The OED has an appeal I want to help spread:
How we speak can reveal where we are from: not just our accent, but the language we use. Words and phrases particular to a city, region, or country are a distinctive part of English, and we at the OED are asking you to help us identify and record them.
Most of us have experience of using a familiar term in unfamiliar circumstances and being met with a blank stare. Many of us can recall a moment when a word we’ve known and used for years at home turns out to be baffling to people from other parts of our own country, or from another English-speaking region. If a picture is hanging askew, would you say that it is agley, catawampous, antigodlin, or ahoo? At the beach, do you wear flip-flops – or would you refer to them as zoris, jandals, or slipslops? Would you call a loved one your doy, pet, dou-dou, bubele, alanna, or your babber? Many such words are common in speech, but some are rarely written down, so they can easily escape the attention of dictionary editors.
Whether you’re in Manchester, Mumbai, Manila, or Massachusetts, the OED would like to hear from you. Please use the form below to tell us about the words and expressions which are distinctive to where you live or where you are from. We’re looking forward to reading your suggestions. You can also join the conversation on Twitter with the hashtag #wordswhereyouare
My wife and I have used ahoo ever since reading the Aubrey/Maturin novels. I got the link from Vesihiisi’s MetaFilter post, where one commenter correctly points out that “The challenge is knowing what perfectly ordinary words you use in your everyday life are actually ‘regionally distinctive words'” and another praises the Southern US word “tump” (“When something tumps, it doesn’t just dump over. There’s a moment of precariousness, in which you hope desperately that the object in mid-tump might right itself and settle back down, but nope, nope, over it goes. Also, there’s a really weird unspoken context that matters. Boats capsize; canoes tump. Tricycles can tump, but bicycles cannot”). So send ’em your own!

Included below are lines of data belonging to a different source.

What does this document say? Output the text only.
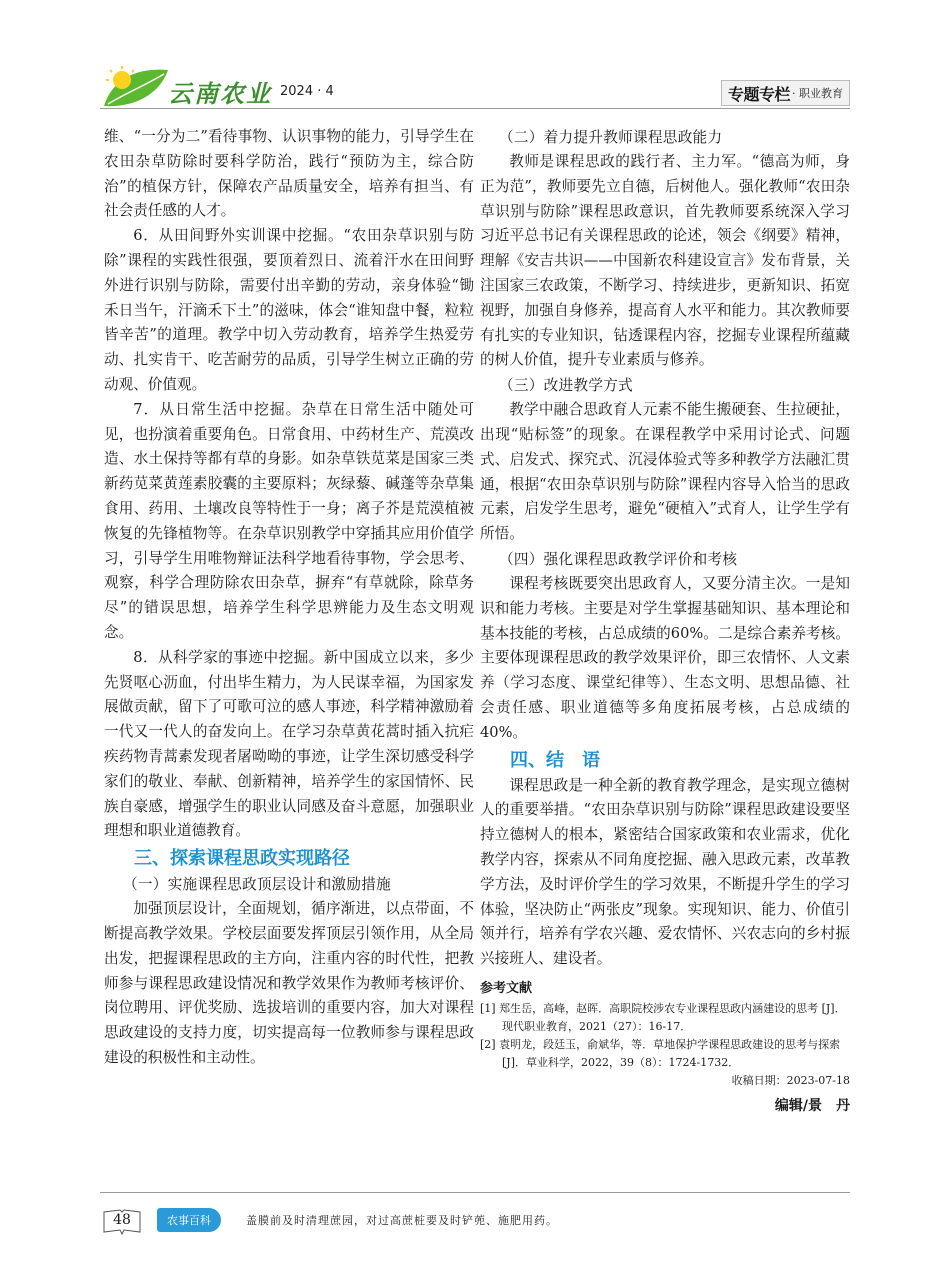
云南农业 2024 · 4	专题专栏 · 职业教育

维、“一分为二”看待事物、认识事物的能力，引导学生在农田杂草防除时要科学防治，践行“预防为主，综合防治”的植保方针，保障农产品质量安全，培养有担当、有社会责任感的人才。

6．从田间野外实训课中挖掘。“农田杂草识别与防除”课程的实践性很强，要顶着烈日、流着汗水在田间野外进行识别与防除，需要付出辛勤的劳动，亲身体验“锄禾日当午，汗滴禾下土”的滋味，体会“谁知盘中餐，粒粒皆辛苦”的道理。教学中切入劳动教育，培养学生热爱劳动、扎实肯干、吃苦耐劳的品质，引导学生树立正确的劳动观、价值观。

7．从日常生活中挖掘。杂草在日常生活中随处可见，也扮演着重要角色。日常食用、中药材生产、荒漠改造、水土保持等都有草的身影。如杂草铁苋菜是国家三类新药苋菜黄莲素胶囊的主要原料；灰绿藜、碱蓬等杂草集食用、药用、土壤改良等特性于一身；离子芥是荒漠植被恢复的先锋植物等。在杂草识别教学中穿插其应用价值学习，引导学生用唯物辩证法科学地看待事物，学会思考、观察，科学合理防除农田杂草，摒弃“有草就除，除草务尽”的错误思想，培养学生科学思辨能力及生态文明观念。

8．从科学家的事迹中挖掘。新中国成立以来，多少先贤呕心沥血，付出毕生精力，为人民谋幸福，为国家发展做贡献，留下了可歌可泣的感人事迹，科学精神激励着一代又一代人的奋发向上。在学习杂草黄花蒿时插入抗疟疾药物青蒿素发现者屠呦呦的事迹，让学生深切感受科学家们的敬业、奉献、创新精神，培养学生的家国情怀、民族自豪感，增强学生的职业认同感及奋斗意愿，加强职业理想和职业道德教育。

三、探索课程思政实现路径
（一）实施课程思政顶层设计和激励措施

加强顶层设计，全面规划，循序渐进，以点带面，不断提高教学效果。学校层面要发挥顶层引领作用，从全局出发，把握课程思政的主方向，注重内容的时代性，把教师参与课程思政建设情况和教学效果作为教师考核评价、岗位聘用、评优奖励、选拔培训的重要内容，加大对课程思政建设的支持力度，切实提高每一位教师参与课程思政建设的积极性和主动性。

（二）着力提升教师课程思政能力

教师是课程思政的践行者、主力军。“德高为师，身正为范”，教师要先立自德，后树他人。强化教师“农田杂草识别与防除”课程思政意识，首先教师要系统深入学习习近平总书记有关课程思政的论述，领会《纲要》精神，理解《安吉共识——中国新农科建设宣言》发布背景，关注国家三农政策，不断学习、持续进步，更新知识、拓宽视野，加强自身修养，提高育人水平和能力。其次教师要有扎实的专业知识，钻透课程内容，挖掘专业课程所蕴藏的树人价值，提升专业素质与修养。

（三）改进教学方式

教学中融合思政育人元素不能生搬硬套、生拉硬扯，出现“贴标签”的现象。在课程教学中采用讨论式、问题式、启发式、探究式、沉浸体验式等多种教学方法融汇贯通，根据“农田杂草识别与防除”课程内容导入恰当的思政元素，启发学生思考，避免“硬植入”式育人，让学生学有所悟。

（四）强化课程思政教学评价和考核

课程考核既要突出思政育人，又要分清主次。一是知识和能力考核。主要是对学生掌握基础知识、基本理论和基本技能的考核，占总成绩的60%。二是综合素养考核。主要体现课程思政的教学效果评价，即三农情怀、人文素养（学习态度、课堂纪律等）、生态文明、思想品德、社会责任感、职业道德等多角度拓展考核，占总成绩的40%。

四、结　语

课程思政是一种全新的教育教学理念，是实现立德树人的重要举措。“农田杂草识别与防除”课程思政建设要坚持立德树人的根本，紧密结合国家政策和农业需求，优化教学内容，探索从不同角度挖掘、融入思政元素，改革教学方法，及时评价学生的学习效果，不断提升学生的学习体验，坚决防止“两张皮”现象。实现知识、能力、价值引领并行，培养有学农兴趣、爱农情怀、兴农志向的乡村振兴接班人、建设者。

参考文献
[1] 郑生岳，高峰，赵晖．高职院校涉农专业课程思政内涵建设的思考 [J]．现代职业教育，2021（27）：16-17．
[2] 袁明龙，段廷玉，俞斌华，等．草地保护学课程思政建设的思考与探索 [J]．草业科学，2022，39（8）：1724-1732．
收稿日期：2023-07-18
编辑/景　丹
48	农事百科	盖膜前及时清理蔗园，对过高蔗桩要及时铲蔸、施肥用药。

I can understand the economics of why the whole current OED is not freely available online to non-subscribers (and I know many people can get access via their local public library’s subscription if they know how to work the system). But it would seem like this sort of crowdsourcing would be much more effective if the OED encouraged everyone to use some sort of search function to confirm that their proposed word-submission was in fact a word (or a relevant sense of a word) the OED wasn’t already aware of.
Good point.
I’m sure they subject submissions to an automated screener at their end.
I know that I would be discouraged if they told me my submission was old stuff that everybody knows. I probably wouldn’t send in a second one.
On the other hand, if they thanked me for my submission whether they found it interesting or not, I’d probably submit more, and one of them might be useful.
My mother used to call packaged white bread of the Wonder Bread/Sunshine Bread style “flannel bread.” I have no idea where she got this, have never heard it from anyone else – i don’t think it’s regional, but I also don’t think she made it up.
@Bloix: Did your mother speak any Yiddish? My grandmother sometimes uses odd expressions like that, especially for food items, that turn out to have been calqued from Yiddish (probably by her own mother or grandmother).
My mother spoke some Yiddish and both her parents’ first language was Yiddish. So perhaps that’s the answer.
But it just occurred to me to google it (duh) and there are many examples from England, including this one from a Christian website in 2017:
But the Chorleywood process to industrialise the making of bread into what I call flannel bread was one of the biggest culinary disasters of the 1960s!
https://www.thegatewaychurch.info/2017/05/stewarding-your-money-well/
So either it’s been invented more than once or it’s probably not from Yiddish.
Google “flannel bread” and you will find pictures of it. I don’t know any more.
Montgomery (2006) From Ulster to America: The Scotch-Irish Heritage of American English has an entry for it.
flannel adj Of a baked good: rough in outer texture. In Ulster flannel bread is made of maize (American corn); in the U.S. flannel cake (a type of pancake) is made of flour. [variant of flannen, possibly from Welsh gwlán ‘wool’; OED flannel n 6 suggesting the object’s rough texture; cf SND flannen bannock, flannen biscuit; DARE flannel cake n ‘a pancake’ chiefly Appalachians]
Couldn’t ask for a better explanation; thanks!
Thanks for the reminder, Hat. I just submitted a bunch of Irishisms.